Selective Toxicity in Antibiotics
Synthetic antibiotic chemotherapy as a science and development of antibacterials began in Germany with Paul Ehrlich in the late 1880s. Ehrlich noted that certain dyes would color human, animal, or bacterial cells, while others did not. He then proposed the idea that it might be possible to create chemicals that would act as a selective drug that would bind to and kill bacteria without harming the human host. After screening hundreds of dyes against various organisms, he discovered a medicinally useful drug, the synthetic antibacterial Salvarsan now called arsphenamine.
Antibiotics are commonly classified based on their mechanism of action, chemical structure, or spectrum of activity. More specifically, narrow spectrum antibiotics target specific types of bacteria, such as Gram-negative or Gram-positive bacteria, whereas broad spectrum antibiotics affect a wide range of bacteria. Following a 40-year hiatus in discovering new classes of antibacterial compounds, three new classes of antibacterial antibiotics have been brought into clinical use: cyclic lipopeptides (such as daptomycin), glycylcyclines (such as tigecycline), and oxazolidinones (such as linezolid).
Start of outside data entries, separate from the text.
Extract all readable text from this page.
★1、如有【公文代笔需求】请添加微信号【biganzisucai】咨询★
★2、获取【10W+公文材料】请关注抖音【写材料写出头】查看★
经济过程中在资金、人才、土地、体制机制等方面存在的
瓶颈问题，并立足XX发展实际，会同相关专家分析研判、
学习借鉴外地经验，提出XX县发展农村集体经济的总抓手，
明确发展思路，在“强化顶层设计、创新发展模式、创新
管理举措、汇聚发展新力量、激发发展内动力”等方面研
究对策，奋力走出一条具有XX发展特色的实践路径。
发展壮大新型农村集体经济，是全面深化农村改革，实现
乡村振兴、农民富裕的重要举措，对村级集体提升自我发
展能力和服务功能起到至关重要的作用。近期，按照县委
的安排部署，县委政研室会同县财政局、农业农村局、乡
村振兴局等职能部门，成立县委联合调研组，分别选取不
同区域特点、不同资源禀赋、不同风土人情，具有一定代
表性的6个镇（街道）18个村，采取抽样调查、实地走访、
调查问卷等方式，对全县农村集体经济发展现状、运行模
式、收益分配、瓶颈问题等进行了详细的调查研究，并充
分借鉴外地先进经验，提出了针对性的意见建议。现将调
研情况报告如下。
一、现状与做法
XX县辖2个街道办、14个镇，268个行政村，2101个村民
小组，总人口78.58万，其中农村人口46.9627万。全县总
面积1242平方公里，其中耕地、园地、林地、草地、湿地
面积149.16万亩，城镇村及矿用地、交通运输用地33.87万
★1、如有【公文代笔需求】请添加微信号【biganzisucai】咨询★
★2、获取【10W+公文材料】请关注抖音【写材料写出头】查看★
Some antibacterials have been associated with a range of adverse effects. Side-effects range from mild to very serious depending on the antibiotics used, the microbial organisms targeted, and the individual patient. Safety profiles of newer drugs are often not as well established as for those that have a long history of use. Adverse effects range from fever and nausea to major allergic reactions, including photodermatitis and anaphylaxis. Common side-effects include diarrhea, resulting from disruption of the species composition in the intestinal flora, resulting, for example, in overgrowth of pathogenic bacteria, such as Clostridium difficile. Antibacterials can also affect the vaginal flora, and may lead to overgrowth of yeast species of the genus Candida in the vulvo-vaginal area. Additional side-effects can result from interaction with other drugs, such as elevated risk of tendon damage from administration of a quinolone antibiotic with a systemic corticosteroid.
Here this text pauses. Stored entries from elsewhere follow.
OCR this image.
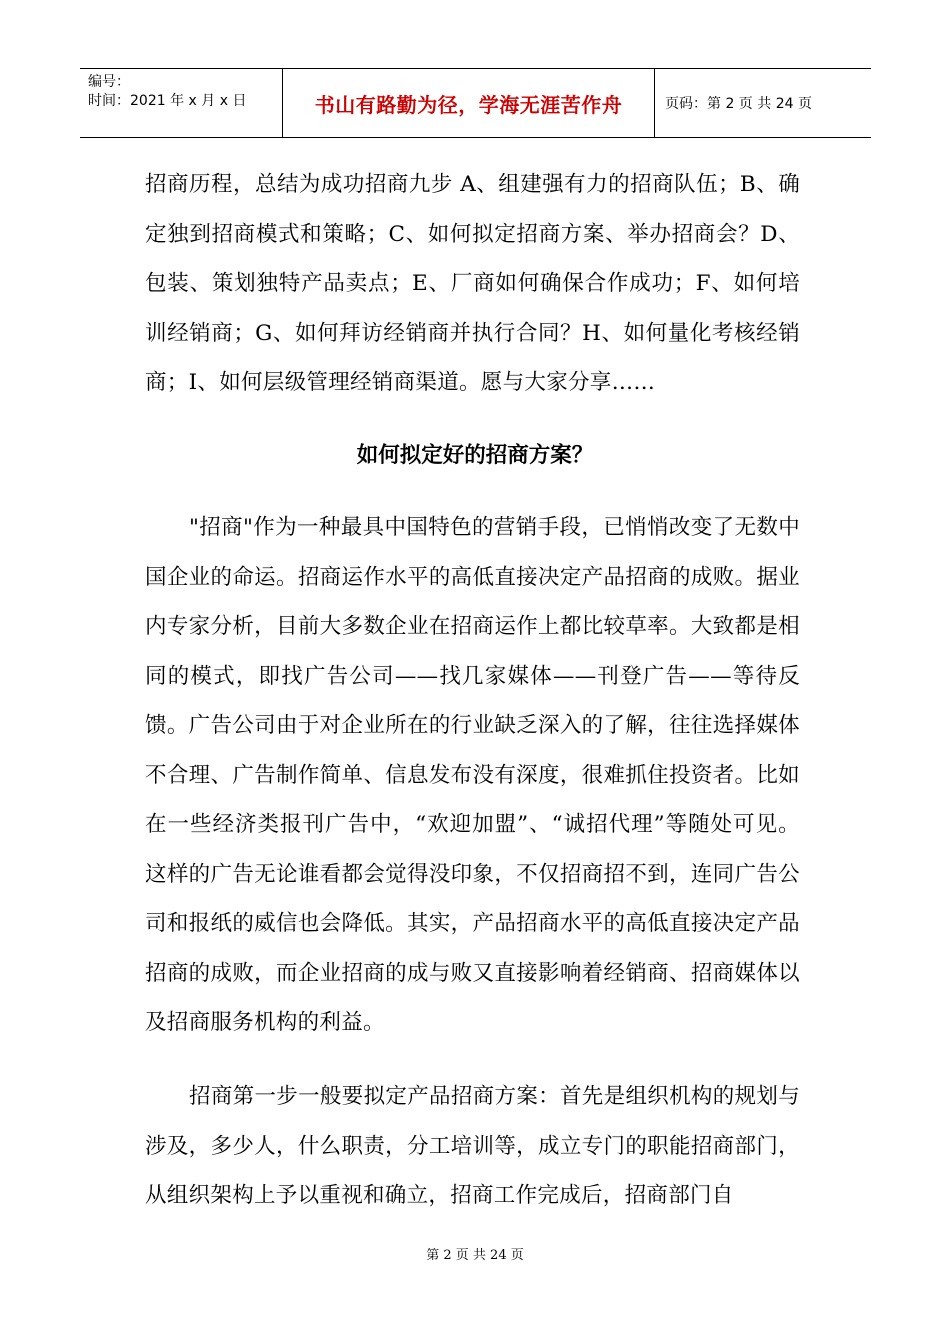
编号：
时间：2021 年 x 月 x 日	书山有路勤为径，学海无涯苦作舟	页码：第 2 页 共 24 页

招商历程，总结为成功招商九步 A、组建强有力的招商队伍；B、确定独到招商模式和策略；C、如何拟定招商方案、举办招商会？D、包装、策划独特产品卖点；E、厂商如何确保合作成功；F、如何培训经销商；G、如何拜访经销商并执行合同？H、如何量化考核经销商；I、如何层级管理经销商渠道。愿与大家分享……

如何拟定好的招商方案？

"招商"作为一种最具中国特色的营销手段，已悄悄改变了无数中国企业的命运。招商运作水平的高低直接决定产品招商的成败。据业内专家分析，目前大多数企业在招商运作上都比较草率。大致都是相同的模式，即找广告公司——找几家媒体——刊登广告——等待反馈。广告公司由于对企业所在的行业缺乏深入的了解，往往选择媒体不合理、广告制作简单、信息发布没有深度，很难抓住投资者。比如在一些经济类报刊广告中，“欢迎加盟”、“诚招代理”等随处可见。这样的广告无论谁看都会觉得没印象，不仅招商招不到，连同广告公司和报纸的威信也会降低。其实，产品招商水平的高低直接决定产品招商的成败，而企业招商的成与败又直接影响着经销商、招商媒体以及招商服务机构的利益。

招商第一步一般要拟定产品招商方案：首先是组织机构的规划与涉及，多少人，什么职责，分工培训等，成立专门的职能招商部门，从组织架构上予以重视和确立，招商工作完成后，招商部门自

第 2 页 共 24 页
Despite the wide variety of known antibiotics, less than 1% of antimicrobial agents have medical or commercial value. For example, whereas penicillin has a high therapeutic index as it does not generally affect human cells, this is not so for many antibiotics. Other antibiotics simply lack advantage over those already in use, or have no other practical applications. Useful antibiotics are often discovered using a screening process. To conduct such a screen, isolates of many different microorganisms are cultured and then tested for production of diffusible products that inhibit the growth of test organisms. Most antibiotics identified in such a screen are already known and must therefore be disregarded. The remainder must be tested for their selective toxicities and therapeutic activities, and the best candidates can be examined and possibly modified. A more modern version of this approach is a rational design program. This involves screening directed towards finding new natural products that inhibit a specific target, such as an enzyme only found in the target pathogen, rather than tests to show general inhibition of a culture.